Christ in the Kulturkampf: Competing Truth Regimes in German Religious Art and Music of the 1870s
James Garratt
The secularisation paradigm has long defined attitudes towards nineteenth-century religious music and painting. Within both musicology and art history, such art has often been treated as marginal to mainstream artistic developments and tangential to the social, political, and intellectual preoccupations of its age. This paper offers a corrective, exploring how religious art was messily intertwined with the most contentious socio-political issues of the 1870s and demonstrating the complex spiritual currents embodied in religious artworks and their reception. I focus on two works and the debates they prompted: Franz Liszt’s oratorio Christus (premiered in 1873) and Max Liebermann’s painting Christus im Tempel (1879). On the face of it, these works point to antithetical currents, the one seemingly offering a dogmatic, ultramontane view of Christ while the other a provocative rejudaising of its subject. Both works are united, however, in departing from — and offending against — the dominant Protestantism of Bismarck’s Germany. They challenge normative conceptions of the representation of Christ, presenting not so much religious art as art about religion and about religious art. By juxtaposing modern and historical elements, they delineate distinct temporalities and set in motion alternative conceptions of truth. Ultimately, both works offer open, unstable texts onto which competing critical voices projected their own truths. The hostile reception of Liebermann’s Christ led him to overpaint the image to make it more acceptable to his non-Jewish critics. Similar critical “overpaintings” imbued Liszt’s Christus with a humanistic or pantheistic aura, enabling an uneasy accommodation with cultural Protestantism.

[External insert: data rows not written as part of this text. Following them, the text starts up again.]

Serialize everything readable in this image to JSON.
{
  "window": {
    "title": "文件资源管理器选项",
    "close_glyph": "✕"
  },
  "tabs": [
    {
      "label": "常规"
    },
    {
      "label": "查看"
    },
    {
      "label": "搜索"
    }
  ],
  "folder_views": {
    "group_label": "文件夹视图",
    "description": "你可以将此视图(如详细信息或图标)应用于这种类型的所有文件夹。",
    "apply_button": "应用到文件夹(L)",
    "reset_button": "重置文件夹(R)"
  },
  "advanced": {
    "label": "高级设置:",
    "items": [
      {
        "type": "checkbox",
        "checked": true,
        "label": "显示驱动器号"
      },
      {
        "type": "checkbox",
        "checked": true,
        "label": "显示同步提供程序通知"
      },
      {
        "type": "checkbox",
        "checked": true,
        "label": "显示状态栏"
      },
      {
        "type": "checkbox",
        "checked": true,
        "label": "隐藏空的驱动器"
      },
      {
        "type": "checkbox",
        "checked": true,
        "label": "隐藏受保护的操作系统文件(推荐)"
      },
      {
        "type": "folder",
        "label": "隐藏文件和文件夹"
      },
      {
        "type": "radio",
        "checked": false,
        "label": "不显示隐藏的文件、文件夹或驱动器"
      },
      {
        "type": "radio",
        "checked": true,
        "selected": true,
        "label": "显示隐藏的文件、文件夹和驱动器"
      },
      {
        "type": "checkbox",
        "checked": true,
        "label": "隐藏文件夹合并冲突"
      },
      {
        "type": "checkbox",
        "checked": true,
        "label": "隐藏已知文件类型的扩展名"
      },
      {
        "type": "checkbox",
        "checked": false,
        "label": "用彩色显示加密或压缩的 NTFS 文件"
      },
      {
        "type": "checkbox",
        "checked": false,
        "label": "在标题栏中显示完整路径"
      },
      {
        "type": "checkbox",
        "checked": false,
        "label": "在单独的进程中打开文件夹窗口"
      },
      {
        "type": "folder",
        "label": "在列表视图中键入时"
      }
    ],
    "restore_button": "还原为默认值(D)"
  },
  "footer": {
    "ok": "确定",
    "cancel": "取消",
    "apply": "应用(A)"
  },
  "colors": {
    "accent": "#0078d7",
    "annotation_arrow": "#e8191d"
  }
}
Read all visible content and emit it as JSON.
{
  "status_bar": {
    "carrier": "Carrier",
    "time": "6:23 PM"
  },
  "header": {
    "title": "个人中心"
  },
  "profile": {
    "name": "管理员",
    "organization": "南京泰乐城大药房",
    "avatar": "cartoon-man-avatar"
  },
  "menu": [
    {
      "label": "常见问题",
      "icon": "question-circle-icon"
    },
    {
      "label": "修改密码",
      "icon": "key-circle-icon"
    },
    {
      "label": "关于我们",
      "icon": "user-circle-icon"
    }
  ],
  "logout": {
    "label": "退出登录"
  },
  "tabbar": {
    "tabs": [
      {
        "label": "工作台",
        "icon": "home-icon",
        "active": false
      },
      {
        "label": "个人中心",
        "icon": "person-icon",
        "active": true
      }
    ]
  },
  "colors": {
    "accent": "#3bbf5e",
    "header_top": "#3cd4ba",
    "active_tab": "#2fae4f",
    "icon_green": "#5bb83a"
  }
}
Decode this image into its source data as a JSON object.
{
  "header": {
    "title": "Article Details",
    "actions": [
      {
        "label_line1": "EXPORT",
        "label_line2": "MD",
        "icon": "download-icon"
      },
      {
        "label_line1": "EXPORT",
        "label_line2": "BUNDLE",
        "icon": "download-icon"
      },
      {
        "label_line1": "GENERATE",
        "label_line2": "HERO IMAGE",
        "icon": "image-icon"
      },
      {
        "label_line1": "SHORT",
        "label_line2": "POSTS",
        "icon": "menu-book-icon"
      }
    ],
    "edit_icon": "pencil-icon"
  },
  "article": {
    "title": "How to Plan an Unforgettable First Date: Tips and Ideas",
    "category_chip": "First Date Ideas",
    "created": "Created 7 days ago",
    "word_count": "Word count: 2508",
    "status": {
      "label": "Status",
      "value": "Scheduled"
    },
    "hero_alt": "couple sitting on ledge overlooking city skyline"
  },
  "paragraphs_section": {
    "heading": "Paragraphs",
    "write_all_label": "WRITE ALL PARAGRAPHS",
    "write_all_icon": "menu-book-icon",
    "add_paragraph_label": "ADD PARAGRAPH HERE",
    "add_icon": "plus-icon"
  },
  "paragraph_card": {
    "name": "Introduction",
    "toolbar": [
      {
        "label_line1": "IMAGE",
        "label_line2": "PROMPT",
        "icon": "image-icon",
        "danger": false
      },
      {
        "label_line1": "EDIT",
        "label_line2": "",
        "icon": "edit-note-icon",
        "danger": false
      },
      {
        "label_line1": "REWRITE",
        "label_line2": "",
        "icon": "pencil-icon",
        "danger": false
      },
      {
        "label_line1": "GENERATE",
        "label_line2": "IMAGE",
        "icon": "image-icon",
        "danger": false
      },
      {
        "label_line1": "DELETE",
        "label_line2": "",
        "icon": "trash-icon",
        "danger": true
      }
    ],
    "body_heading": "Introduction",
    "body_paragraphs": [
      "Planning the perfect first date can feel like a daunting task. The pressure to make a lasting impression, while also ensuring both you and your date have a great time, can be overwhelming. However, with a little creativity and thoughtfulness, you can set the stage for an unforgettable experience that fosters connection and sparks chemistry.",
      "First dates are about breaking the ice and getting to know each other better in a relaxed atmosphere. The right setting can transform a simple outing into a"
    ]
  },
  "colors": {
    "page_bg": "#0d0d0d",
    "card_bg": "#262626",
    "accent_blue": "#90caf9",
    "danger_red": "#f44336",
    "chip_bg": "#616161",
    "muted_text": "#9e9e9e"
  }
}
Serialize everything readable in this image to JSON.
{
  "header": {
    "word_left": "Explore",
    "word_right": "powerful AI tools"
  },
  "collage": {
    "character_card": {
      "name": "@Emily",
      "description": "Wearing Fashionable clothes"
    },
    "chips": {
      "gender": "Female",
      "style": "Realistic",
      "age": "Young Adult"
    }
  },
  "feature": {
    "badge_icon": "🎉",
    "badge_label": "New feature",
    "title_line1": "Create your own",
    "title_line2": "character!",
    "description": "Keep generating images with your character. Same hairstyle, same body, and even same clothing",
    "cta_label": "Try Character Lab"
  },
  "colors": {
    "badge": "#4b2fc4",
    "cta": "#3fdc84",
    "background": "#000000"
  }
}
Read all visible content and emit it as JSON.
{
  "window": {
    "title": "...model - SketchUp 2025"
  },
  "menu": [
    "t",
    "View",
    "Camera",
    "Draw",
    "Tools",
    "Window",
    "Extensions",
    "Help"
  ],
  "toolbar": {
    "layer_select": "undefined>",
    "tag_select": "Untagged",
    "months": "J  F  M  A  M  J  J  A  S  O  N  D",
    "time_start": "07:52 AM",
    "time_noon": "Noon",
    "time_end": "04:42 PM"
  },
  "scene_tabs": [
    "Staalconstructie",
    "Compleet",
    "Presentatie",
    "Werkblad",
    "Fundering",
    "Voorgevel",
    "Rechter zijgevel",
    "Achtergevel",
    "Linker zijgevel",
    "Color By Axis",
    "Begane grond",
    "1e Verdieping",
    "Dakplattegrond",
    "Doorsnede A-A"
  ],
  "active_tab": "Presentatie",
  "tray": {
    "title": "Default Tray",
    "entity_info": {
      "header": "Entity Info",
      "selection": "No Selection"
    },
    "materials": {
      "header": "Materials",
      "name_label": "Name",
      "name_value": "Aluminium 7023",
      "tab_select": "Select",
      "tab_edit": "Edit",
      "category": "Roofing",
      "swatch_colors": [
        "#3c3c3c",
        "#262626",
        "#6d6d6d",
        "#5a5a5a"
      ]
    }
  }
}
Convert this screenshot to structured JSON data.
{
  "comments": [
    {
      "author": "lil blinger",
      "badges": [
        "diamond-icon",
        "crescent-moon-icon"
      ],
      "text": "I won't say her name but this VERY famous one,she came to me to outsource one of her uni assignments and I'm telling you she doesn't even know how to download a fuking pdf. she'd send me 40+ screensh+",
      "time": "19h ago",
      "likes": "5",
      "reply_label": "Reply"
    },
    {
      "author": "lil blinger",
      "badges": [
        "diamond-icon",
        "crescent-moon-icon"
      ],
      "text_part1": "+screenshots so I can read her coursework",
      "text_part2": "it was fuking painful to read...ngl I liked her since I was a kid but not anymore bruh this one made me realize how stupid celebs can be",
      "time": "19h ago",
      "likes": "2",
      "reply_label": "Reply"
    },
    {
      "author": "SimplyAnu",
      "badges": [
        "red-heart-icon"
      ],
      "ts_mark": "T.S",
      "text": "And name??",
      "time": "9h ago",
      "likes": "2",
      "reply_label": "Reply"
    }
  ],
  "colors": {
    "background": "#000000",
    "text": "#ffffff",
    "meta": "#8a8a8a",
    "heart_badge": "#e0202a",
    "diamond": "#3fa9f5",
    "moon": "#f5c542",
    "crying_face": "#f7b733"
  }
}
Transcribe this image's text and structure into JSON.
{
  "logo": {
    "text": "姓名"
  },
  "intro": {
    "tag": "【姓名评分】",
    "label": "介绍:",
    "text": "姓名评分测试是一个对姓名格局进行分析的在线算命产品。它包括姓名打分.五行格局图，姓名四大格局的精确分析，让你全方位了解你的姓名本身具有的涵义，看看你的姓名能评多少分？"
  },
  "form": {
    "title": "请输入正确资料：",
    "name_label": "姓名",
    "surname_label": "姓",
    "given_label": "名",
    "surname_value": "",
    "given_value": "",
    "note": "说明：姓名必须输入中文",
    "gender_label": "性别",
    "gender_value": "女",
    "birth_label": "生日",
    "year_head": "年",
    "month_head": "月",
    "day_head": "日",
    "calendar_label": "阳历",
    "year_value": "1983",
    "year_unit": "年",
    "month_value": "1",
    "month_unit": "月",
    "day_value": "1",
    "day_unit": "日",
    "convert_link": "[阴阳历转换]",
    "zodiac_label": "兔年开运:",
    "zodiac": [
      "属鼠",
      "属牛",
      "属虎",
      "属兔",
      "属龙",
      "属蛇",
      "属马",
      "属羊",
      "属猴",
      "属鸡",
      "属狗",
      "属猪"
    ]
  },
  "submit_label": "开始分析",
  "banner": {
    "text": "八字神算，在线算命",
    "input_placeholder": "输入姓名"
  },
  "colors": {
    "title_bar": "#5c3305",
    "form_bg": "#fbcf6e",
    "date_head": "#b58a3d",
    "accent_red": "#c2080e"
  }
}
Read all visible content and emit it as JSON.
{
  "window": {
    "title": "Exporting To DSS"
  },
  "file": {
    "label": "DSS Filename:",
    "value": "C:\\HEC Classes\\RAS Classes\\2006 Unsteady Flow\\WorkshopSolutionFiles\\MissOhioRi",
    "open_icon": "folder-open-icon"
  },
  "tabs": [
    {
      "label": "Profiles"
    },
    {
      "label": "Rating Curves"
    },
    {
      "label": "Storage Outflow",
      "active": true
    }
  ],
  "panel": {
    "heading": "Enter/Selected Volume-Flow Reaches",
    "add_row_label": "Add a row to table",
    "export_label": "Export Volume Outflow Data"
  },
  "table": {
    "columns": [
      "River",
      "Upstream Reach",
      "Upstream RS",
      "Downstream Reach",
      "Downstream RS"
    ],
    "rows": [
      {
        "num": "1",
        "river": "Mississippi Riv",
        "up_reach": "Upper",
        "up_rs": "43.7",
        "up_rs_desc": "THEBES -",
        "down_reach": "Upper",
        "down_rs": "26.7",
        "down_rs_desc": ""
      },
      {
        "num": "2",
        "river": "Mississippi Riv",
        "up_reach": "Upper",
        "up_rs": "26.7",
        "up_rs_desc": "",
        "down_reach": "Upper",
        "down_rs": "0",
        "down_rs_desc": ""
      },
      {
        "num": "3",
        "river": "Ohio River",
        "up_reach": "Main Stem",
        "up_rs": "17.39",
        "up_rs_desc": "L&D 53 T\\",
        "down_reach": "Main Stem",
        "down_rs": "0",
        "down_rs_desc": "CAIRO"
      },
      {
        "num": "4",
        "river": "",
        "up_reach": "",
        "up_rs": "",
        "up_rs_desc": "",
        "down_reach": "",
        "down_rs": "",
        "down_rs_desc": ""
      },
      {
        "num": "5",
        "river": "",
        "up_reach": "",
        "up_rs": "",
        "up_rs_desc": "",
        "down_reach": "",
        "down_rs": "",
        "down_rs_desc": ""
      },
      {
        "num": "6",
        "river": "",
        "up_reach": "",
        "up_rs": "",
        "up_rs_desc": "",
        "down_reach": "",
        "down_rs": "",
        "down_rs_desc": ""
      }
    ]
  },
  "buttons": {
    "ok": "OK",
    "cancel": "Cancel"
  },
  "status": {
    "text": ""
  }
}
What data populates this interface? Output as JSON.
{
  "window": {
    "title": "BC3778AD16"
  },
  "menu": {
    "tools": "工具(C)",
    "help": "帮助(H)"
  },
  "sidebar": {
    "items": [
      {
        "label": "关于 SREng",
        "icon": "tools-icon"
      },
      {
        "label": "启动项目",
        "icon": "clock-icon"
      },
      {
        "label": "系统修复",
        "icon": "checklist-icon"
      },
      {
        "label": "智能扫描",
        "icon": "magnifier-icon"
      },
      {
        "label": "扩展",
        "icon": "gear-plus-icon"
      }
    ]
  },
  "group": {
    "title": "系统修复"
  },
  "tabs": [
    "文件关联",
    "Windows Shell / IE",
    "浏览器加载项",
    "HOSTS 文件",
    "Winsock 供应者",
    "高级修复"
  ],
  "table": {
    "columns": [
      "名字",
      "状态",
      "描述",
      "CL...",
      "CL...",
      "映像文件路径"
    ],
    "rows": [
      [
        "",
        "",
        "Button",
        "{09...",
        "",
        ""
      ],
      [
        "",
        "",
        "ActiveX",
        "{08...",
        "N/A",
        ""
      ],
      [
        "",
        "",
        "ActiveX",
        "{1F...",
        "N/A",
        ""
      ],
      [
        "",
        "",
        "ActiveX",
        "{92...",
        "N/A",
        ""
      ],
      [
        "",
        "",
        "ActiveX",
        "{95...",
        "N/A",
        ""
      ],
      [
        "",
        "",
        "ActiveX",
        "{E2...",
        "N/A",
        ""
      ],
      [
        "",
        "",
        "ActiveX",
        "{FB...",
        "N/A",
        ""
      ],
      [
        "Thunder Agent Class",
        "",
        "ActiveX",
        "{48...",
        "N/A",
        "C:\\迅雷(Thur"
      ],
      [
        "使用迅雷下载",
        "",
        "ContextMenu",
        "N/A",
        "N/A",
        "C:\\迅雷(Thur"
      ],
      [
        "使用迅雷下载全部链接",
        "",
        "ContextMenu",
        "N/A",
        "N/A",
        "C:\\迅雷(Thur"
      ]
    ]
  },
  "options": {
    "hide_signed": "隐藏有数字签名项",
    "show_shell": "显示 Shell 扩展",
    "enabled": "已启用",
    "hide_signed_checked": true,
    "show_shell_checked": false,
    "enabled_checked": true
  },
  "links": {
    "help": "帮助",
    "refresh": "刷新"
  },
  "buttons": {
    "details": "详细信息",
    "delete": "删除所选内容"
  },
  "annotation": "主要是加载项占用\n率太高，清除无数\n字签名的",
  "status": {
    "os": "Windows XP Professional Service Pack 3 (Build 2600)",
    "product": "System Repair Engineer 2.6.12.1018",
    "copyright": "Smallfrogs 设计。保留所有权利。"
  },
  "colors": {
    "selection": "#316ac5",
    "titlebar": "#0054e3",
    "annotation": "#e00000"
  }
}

L’atteggiamento degli studiosi verso la musica e l’arte figurativa religiosa dell’Ottocento è stato a lungo influenzato dal paradigma della secolarizzazione. Musicologi e storici dell’arte hanno spesso descritto questo tipo di produzione artistica come marginale rispetto alle tendenze artistiche dominanti, oltre che lontana dalle preoccupazioni sociali, politiche e intellettuali del tempo. Questo articolo mette in discussione tale impostazione e propone un approccio alternativo, concentrando l’attenzione da un lato sulle complesse interazioni tra l’arte religiosa prodotta negli anni Settanta dell’Ottocento e gli avvenimenti sociali e politici più controversi dell’epoca, dall’altro sulla complessità delle tendenze spirituali veicolate dalle opere d’arte religiosa e dalla loro ricezione. A tal fine, si è scelto di scelto di soffermarsi su due opere e sui dibattiti da esse suscitati: Christus, un oratorio di Franz Liszt eseguito per la prima volta nel 1873, e Christus im Tempel, un dipinto di Max Liebermann del 1879. A un primo impatto, queste opere sembrano rappresentare due correnti antitetiche: la prima offre una visione di Cristo dogmatica e ultramontana, mentre la seconda si distingue per una provocatoria ri-giudaizzazione del soggetto. Tuttavia, le due opere sono accomunate dalla volontà di prendere le distanze dal Protestantesimo imperante nella Germania di Bismarck, al quale si contrappongono apertamente. Entrambe si affrancano dalla rappresentazione convenzionale di Cristo, ponendosi come esempi non tanto di un’arte religiosa in sé, quanto piuttosto di un’arte che riflette sul tema della religione e sui meccanismi stessi dell’arte religiosa. Attraverso la giustapposizione di elementi antichi e moderni, queste opere mettono in relazione diverse dimensioni della temporalità e diverse concezioni della verità. Entrambe appaiono perciò come opere aperte e non concluse, sulle quali voci critiche conflittuali hanno proiettato le proprie interpretazioni: così come la ricezione ostile del dipinto di Liebermann ha indotto l’artista a ridipingere la figura di Cristo per renderla più accettabile agli occhi della critica non ebraica, simili rielaborazioni critiche hanno attribuito al Christus di Liszt un’aura umanistica e panteistica, nella ricerca di un difficile compromesso con il Protestantesimo culturale dell’epoca.